Harming the Opponent

As you may know, I have two sons from Romania, both of whom spent time in a state orphanage (read:Mouth of Hell) before going to a private Christian orphanage and then here. Both were well able to fight. Fortunately little of that happened here.  Didn't need to.  Chris did describe for me once what the preferred strategy is when one is outnumbered, outclassed, or otherwise has no hope of winning: Hurt the opponent as badly as you can, whatever it costs you.  It does nothing for your chances of victory, but reduces the chance they will pick on you again.  My grandfather described something similar about a school bully when he was a boy. Tired of being beaten up every week or so, he resolved to attack him from behind or by surprise every day until it stopped. He was beaten mercilessly the first three days, but on the fourth day he warned the other boy in the morning it would happen again until he agreed to stop. The bully shrugged in mild agreement, but never picked on him again.

Trump did something like that during the election.  He would do things that everyone assured us would doom his chances of being nominated, but he eliminated his rivals one at a time by hurting them, regardless of the cost to himself.  It worked.

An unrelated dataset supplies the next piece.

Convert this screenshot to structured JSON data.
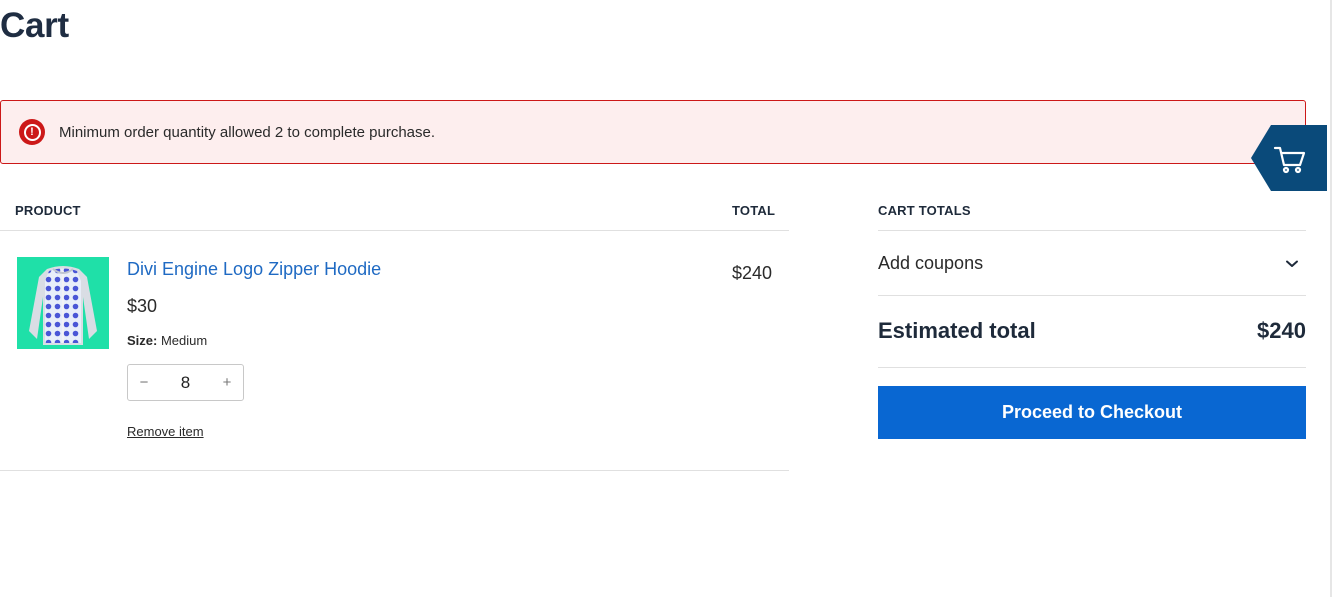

David Brooks's editorial about progressivess winning the culture war drew a lot of criticism, and there is much to disagree with in it.  Yet he makes the solid point that progressives are using exactly this tactic in a few places.  They cannot win anything other than minor tweaks on gun control at present, and perhaps not ever. Many conservatives have pointed out the number of legislative victories they would have to win at the state and federal level to change things, and noted that massive gun confiscation, including African-American neighborhoods, is going to be very costly in more than one way. Yet this may not be the point. The ability to call people nazis and child-killers may in fact be the point. (There is a mirrored point of virtue signalling as well, but lets leave that out for the moment.) Looking back over the last few decades, painting gun owners as paranoid, violent, and ignorant may have represented as much of the strategy as any cosmetic legislative victories.

I don't think it has worked as universally as they hoped, but it has been remarkably successful at elite universities and those that hope to imitate the intellectuals, those who are more NPR than PhD. A young friend who recently graduated from Worcester Polytech posted a FB comment that gun control laws "don't work."  I agree, and have said much the same.  Yet if you look at it another way, they work fine.  If your goal was to call your opponents names and show what a caring person you are, they work a treat.